Entscheidend ist zunächst die klinische Untersuchung. Der Patient wird immer über eine Bewegungseinschränkung und Schmerzen des betroffenen Schultergürtels klagen. Zusätzlich liegen häufig Prellmarken, Hämatome oder Schürfwunden im verletzten Bereich vor. Die neurologische Untersuchung und die Erhebung des vaskulären Status sind obligat. Die Symptome sind jedoch meistens unspezifisch und werden beim Mehrfachverletzten häufig durch weitere Verletzungen wie Kopf-, Wirbelsäulen- oder Thoraxverletzungen überlagert. Beim polytraumatisierten Patienten sind äußere Zeichen meist die einzigen Hinweise.

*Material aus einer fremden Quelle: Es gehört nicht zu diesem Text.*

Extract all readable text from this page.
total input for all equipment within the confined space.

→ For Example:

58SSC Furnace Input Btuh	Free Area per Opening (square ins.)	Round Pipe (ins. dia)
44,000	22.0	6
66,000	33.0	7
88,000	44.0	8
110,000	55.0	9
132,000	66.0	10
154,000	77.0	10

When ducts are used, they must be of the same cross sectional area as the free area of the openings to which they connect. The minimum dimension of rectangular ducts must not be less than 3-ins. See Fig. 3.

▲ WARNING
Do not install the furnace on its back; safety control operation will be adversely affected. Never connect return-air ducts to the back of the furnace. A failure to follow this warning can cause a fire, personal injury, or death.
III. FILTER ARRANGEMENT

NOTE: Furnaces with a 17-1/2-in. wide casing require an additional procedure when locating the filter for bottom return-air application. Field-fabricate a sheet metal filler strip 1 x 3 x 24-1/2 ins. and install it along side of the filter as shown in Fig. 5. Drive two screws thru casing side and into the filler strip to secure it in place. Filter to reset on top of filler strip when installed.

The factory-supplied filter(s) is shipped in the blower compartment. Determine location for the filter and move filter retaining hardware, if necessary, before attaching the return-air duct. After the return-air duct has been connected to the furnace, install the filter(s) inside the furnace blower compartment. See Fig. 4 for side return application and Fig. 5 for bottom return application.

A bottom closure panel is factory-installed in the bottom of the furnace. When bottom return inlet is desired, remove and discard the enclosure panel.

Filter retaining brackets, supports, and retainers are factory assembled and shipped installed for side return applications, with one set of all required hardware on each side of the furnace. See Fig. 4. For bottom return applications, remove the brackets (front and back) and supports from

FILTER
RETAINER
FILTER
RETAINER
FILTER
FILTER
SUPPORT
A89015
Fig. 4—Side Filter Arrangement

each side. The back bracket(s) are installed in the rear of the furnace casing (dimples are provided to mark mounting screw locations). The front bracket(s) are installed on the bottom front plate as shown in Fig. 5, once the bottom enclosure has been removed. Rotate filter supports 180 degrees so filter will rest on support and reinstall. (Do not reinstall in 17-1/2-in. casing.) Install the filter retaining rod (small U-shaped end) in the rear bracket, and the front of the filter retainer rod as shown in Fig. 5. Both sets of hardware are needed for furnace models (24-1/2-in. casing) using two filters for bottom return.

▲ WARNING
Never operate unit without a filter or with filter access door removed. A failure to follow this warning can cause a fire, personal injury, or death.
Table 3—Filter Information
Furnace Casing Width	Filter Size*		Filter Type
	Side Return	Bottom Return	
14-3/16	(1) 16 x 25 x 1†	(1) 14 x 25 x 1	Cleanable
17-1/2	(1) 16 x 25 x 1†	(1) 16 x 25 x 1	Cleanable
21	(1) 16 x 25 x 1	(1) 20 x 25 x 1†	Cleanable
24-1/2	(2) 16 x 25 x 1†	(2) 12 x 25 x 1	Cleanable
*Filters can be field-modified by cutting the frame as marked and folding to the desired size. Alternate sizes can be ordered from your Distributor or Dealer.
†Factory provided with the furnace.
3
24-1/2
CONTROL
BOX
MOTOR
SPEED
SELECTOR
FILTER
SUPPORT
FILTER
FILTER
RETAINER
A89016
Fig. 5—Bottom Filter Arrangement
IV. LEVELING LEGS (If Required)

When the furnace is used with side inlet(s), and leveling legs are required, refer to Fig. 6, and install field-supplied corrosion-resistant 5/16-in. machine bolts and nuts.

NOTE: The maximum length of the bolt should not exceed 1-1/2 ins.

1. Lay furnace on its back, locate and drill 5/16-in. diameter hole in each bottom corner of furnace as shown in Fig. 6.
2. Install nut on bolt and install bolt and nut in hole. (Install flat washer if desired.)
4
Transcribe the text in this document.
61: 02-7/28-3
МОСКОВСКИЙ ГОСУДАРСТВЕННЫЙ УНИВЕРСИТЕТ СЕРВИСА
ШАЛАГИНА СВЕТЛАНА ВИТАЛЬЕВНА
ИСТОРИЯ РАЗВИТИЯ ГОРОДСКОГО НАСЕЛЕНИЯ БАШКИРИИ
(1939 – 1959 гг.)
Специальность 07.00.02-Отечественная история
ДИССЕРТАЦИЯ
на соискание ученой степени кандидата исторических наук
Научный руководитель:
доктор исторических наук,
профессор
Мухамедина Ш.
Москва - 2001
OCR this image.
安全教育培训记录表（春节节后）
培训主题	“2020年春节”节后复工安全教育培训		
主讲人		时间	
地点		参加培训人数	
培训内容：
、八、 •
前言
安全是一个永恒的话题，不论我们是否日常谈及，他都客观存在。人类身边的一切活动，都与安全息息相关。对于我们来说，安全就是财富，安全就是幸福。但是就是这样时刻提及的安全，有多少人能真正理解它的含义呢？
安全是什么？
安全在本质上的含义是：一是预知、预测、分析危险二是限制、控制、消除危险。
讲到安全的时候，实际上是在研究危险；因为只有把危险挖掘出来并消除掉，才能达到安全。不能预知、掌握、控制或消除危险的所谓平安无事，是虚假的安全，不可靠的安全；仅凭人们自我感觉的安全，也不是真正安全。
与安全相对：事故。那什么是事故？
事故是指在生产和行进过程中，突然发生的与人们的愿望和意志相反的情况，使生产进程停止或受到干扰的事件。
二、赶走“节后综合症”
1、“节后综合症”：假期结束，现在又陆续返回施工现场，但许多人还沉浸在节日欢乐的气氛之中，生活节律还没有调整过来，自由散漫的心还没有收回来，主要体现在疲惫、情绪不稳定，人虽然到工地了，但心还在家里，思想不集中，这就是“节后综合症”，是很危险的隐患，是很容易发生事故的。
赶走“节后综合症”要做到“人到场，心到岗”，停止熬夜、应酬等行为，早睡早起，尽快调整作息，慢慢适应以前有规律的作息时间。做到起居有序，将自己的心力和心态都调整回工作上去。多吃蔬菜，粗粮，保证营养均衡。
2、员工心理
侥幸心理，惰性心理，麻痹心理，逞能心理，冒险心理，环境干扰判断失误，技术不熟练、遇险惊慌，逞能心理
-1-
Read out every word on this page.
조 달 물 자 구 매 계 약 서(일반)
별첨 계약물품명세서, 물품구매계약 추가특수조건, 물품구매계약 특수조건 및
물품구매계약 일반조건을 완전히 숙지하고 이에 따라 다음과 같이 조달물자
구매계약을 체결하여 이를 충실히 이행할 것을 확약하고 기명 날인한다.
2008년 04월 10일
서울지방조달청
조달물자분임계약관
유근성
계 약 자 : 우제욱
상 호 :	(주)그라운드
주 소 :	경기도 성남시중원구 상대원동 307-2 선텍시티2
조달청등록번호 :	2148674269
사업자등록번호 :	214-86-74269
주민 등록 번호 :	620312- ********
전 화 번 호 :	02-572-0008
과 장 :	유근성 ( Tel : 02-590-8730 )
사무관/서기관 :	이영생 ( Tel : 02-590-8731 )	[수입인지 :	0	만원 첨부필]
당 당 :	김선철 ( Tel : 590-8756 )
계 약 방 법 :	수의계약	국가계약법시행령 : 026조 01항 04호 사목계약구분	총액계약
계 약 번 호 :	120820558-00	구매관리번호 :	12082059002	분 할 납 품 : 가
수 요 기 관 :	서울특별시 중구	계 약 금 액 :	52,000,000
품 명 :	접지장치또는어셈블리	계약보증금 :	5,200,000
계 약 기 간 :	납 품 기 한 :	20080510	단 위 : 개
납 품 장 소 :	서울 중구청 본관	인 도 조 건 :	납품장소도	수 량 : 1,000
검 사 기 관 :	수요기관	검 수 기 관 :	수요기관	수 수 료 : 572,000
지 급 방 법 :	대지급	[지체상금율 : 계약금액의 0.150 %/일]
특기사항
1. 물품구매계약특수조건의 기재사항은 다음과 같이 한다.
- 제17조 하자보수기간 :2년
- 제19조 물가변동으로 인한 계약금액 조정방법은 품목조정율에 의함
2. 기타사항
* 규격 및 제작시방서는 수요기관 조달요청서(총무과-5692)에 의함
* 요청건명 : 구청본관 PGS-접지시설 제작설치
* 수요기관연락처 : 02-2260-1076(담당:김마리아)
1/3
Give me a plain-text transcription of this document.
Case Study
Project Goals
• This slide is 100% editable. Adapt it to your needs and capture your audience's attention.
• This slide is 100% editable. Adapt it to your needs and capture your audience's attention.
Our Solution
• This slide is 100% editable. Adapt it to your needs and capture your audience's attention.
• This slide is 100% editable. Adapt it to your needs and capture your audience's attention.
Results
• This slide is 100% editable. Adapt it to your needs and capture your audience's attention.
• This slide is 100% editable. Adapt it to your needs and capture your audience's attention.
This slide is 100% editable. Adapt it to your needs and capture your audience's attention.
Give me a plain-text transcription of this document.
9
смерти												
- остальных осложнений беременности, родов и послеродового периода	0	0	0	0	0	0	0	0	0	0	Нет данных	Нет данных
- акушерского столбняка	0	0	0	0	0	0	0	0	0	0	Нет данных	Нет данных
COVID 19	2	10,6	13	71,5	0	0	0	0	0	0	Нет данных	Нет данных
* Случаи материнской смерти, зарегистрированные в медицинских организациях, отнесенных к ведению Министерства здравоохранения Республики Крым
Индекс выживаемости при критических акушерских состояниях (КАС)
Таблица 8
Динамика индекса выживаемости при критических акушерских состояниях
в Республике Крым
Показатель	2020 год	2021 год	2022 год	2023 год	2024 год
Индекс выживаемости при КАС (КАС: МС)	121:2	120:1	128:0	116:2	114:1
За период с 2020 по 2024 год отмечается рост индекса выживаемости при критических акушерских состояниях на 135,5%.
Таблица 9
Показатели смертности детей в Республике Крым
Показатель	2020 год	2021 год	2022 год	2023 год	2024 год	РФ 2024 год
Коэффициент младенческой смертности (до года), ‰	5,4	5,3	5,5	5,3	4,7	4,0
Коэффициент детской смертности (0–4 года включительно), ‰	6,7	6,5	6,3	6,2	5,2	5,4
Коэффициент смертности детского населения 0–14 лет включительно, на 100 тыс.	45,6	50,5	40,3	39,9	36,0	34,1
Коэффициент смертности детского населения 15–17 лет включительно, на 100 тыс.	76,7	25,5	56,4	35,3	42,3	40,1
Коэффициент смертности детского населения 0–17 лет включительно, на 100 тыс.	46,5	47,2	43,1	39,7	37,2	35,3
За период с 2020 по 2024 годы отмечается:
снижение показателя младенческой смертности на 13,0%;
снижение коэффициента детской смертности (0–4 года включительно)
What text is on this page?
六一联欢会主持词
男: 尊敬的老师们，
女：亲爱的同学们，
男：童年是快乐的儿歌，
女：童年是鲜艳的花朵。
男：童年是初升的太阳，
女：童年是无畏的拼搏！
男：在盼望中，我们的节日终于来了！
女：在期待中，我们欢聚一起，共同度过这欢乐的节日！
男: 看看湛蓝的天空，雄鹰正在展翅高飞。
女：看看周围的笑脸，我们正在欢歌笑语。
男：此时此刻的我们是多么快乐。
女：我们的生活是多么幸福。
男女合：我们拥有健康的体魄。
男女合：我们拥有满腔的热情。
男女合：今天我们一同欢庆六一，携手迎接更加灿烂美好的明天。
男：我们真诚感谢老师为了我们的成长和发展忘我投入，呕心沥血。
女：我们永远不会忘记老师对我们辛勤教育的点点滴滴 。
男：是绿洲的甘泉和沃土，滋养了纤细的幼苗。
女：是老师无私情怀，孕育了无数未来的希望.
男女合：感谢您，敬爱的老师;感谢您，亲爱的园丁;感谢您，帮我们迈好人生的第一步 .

Obwohl das Schulterblatt in der Standardtraumaserie („true a.–p.“, transskapulär und axial) gut dargestellt werden kann, verliert die konventionelle Projektionsradiografie in Anbetracht der raschen Verfügbarkeit und häufigen Durchführung der computertomografischen Polytraumaspirale mehr und mehr an Bedeutung. Bei Frakturen, insbesondere im Gelenk- oder Skapulahalsbereich, ist eine dreidimensionale Rekonstruktion des Schulterblatts zu fordern, da nur so die Komplexität der Verletzung und die Stabilität des Schultergürtels beurteilt werden kann. Im Falle von Begleitverletzungen ist die Erweiterung der Diagnostik um eine Angiografie oder kernspintomografische Untersuchung erforderlich ([Abb. 2]).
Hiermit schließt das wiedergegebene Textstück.